Por tudo isso, Dalpiaz não vê chance de revogação, principalmente no curto prazo, mas acredita que as adaptações vão aparecer. “Essas discussões, ao invés de criarem um ambiente de tranquilidade, levam a uma instabilidade muito grande, uma sensação de descrença. Tenho conversado com diretores de escolas, ninguém pensa em voltar atrás. Pensam em ter liberdade para fazer adaptações dentro do que está contido na própria lei”, observa.

“Não quero trabalhar com esse cenário [de revogação]. Primeiro, porque o Congresso Nacional não vai dar nenhuma prioridade a isso. Mas seria um retrocesso gigantesco, uma vez que há muito tempo o Brasil está discutindo mudanças e a melhoria do Ensino Médio”, comenta Maria Helena.

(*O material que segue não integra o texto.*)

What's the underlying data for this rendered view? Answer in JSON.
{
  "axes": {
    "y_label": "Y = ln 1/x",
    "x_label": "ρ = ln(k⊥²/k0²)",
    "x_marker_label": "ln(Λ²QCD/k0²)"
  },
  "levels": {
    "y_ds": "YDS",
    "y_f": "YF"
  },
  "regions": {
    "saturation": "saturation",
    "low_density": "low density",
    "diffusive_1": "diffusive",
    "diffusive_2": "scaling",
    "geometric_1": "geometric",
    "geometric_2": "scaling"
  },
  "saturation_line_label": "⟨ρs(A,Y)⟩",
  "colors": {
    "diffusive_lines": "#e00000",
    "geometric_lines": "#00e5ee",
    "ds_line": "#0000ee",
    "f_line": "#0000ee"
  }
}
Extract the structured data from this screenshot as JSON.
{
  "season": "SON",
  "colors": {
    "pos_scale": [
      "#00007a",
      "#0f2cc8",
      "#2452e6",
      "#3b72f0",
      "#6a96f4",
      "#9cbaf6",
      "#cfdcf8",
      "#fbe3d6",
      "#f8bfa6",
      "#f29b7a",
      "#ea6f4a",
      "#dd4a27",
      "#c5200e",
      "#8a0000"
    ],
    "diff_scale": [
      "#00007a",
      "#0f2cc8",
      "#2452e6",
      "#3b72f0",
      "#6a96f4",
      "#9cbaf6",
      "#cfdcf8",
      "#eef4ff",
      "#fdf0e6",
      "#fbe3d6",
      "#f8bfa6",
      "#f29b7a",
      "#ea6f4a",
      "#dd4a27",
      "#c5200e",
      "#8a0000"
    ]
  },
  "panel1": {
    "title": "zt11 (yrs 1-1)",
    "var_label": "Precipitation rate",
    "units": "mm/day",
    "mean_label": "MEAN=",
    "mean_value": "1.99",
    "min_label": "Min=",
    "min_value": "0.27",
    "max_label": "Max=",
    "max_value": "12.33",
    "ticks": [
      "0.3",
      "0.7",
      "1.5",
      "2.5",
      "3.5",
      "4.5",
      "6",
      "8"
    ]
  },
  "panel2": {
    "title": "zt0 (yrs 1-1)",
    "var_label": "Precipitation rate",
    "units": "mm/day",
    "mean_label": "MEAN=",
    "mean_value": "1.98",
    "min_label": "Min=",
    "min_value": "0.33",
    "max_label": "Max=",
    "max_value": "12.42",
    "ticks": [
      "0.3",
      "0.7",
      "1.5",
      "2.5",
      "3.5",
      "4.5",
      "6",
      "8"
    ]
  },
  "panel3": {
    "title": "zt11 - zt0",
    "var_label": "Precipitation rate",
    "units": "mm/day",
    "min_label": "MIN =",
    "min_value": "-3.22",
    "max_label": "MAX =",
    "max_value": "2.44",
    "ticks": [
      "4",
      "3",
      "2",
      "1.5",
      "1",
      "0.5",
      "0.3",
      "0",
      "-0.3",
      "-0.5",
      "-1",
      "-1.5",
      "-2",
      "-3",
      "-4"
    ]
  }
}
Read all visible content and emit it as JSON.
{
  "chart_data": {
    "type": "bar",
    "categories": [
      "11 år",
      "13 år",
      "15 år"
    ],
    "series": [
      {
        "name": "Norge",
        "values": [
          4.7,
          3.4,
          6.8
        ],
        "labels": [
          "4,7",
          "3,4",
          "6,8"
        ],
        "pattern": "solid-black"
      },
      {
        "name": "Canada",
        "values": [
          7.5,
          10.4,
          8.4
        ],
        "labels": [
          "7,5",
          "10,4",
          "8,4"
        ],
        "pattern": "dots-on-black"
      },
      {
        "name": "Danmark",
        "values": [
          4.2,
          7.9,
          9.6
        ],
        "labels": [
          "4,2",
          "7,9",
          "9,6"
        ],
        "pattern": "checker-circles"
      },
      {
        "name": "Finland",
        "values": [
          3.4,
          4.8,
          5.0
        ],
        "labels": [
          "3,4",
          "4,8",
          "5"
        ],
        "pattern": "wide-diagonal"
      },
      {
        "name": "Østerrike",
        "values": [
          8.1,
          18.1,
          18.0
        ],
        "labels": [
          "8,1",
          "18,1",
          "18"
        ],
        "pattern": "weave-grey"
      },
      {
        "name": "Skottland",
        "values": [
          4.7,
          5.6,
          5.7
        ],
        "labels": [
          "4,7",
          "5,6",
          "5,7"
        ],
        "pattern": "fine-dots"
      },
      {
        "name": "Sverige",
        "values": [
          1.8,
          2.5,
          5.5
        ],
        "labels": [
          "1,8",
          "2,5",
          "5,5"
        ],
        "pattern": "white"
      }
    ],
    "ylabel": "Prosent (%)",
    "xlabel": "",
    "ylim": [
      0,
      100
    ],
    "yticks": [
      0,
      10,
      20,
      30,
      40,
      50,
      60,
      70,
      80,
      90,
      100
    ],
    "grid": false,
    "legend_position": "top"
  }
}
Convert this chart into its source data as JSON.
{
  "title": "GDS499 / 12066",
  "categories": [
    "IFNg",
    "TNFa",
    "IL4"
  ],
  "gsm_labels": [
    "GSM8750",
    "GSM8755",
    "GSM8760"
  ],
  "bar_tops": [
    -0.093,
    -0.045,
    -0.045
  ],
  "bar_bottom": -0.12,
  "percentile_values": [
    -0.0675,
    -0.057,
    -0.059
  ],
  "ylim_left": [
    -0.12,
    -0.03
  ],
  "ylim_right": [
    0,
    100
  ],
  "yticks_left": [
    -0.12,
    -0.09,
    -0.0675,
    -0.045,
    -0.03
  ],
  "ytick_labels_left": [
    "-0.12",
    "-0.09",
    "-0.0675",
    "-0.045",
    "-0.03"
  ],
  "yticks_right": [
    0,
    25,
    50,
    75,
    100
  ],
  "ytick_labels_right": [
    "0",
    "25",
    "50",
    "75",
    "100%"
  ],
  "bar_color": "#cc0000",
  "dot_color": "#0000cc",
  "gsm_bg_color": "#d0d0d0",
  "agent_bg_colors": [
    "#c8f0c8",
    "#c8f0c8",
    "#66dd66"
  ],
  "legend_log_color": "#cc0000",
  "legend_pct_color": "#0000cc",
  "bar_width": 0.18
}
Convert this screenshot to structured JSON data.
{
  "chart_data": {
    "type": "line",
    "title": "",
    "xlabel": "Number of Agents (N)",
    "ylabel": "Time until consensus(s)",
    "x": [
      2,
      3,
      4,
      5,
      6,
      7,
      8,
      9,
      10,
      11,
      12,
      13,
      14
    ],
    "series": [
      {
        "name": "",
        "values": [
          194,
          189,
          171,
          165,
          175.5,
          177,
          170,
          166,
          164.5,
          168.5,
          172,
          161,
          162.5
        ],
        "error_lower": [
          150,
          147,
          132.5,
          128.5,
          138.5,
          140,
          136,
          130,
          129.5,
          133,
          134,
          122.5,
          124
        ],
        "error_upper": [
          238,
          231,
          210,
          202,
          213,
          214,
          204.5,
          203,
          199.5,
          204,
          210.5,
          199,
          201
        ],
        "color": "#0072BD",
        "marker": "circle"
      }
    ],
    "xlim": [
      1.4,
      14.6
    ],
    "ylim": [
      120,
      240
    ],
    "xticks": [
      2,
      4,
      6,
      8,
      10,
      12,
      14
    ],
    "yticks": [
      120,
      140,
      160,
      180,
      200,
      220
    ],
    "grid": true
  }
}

Para Deschamps, a quebra de paradigma proposta pela reforma demanda tempo para as coisas se assentarem, mas nada justifica a anulação desse processo. “Quem faz uma defesa de simples revogação quer voltar para um passado que não existe mais. E não vai atender as demandas da sociedade”, alerta.

A vice-diretora da Escola Educar-se, Karen Sippel, concorda. “Seria um retrocesso porque a gente já via que precisava de uma mexida, embora não se soubesse como, ainda.Foi muito positivo poder se estruturar e rever o Ensino Médio, agora precisamos avançar e ajustar o que precisa ser melhorado, sermos colaborativos e pensarmos coletivamente”, acredita. 

A preocupação vai no sentido de que todas as instituições de ensino, públicas ou privadas, estejam na mesma página. Em vez de abrir mão dos avanços do Novo Ensino Médio, que sejam cobrados os entes públicos para que todos tenham condições de avançar juntos.

Para Katia Smole, revogar o Novo Ensino Médio é voltar a um passado que não apresentou bons resultados. Em vez da revogação, segundo ela, é preciso exigir a correta implementação do Novo Ensino Médio e colocar em debate o que é possível fazer para aprimorar a proposta em vigor. “Com exceção do ENEM que ainda não está finalizado, a implementação está seguindo o cronograma previsto na portaria Portaria Nº 521, de 13 de julho de 2021. Ainda que as redes tenham muitas dúvidas, e que haja implementações distintas, a maioria das redes segue implementado a nova arquitetura”, ressalta.

“No momento que der material, infraestrutura, condições aos professores, a reforma acontece. Somos contra a revogação e a favor de melhorias, de união para criar ambientes favoráveis para que, de fato, esta mudança de educação aconteça não só no Rio Grande do Sul, mas em todo o Brasil”, conclui Dalpiaz.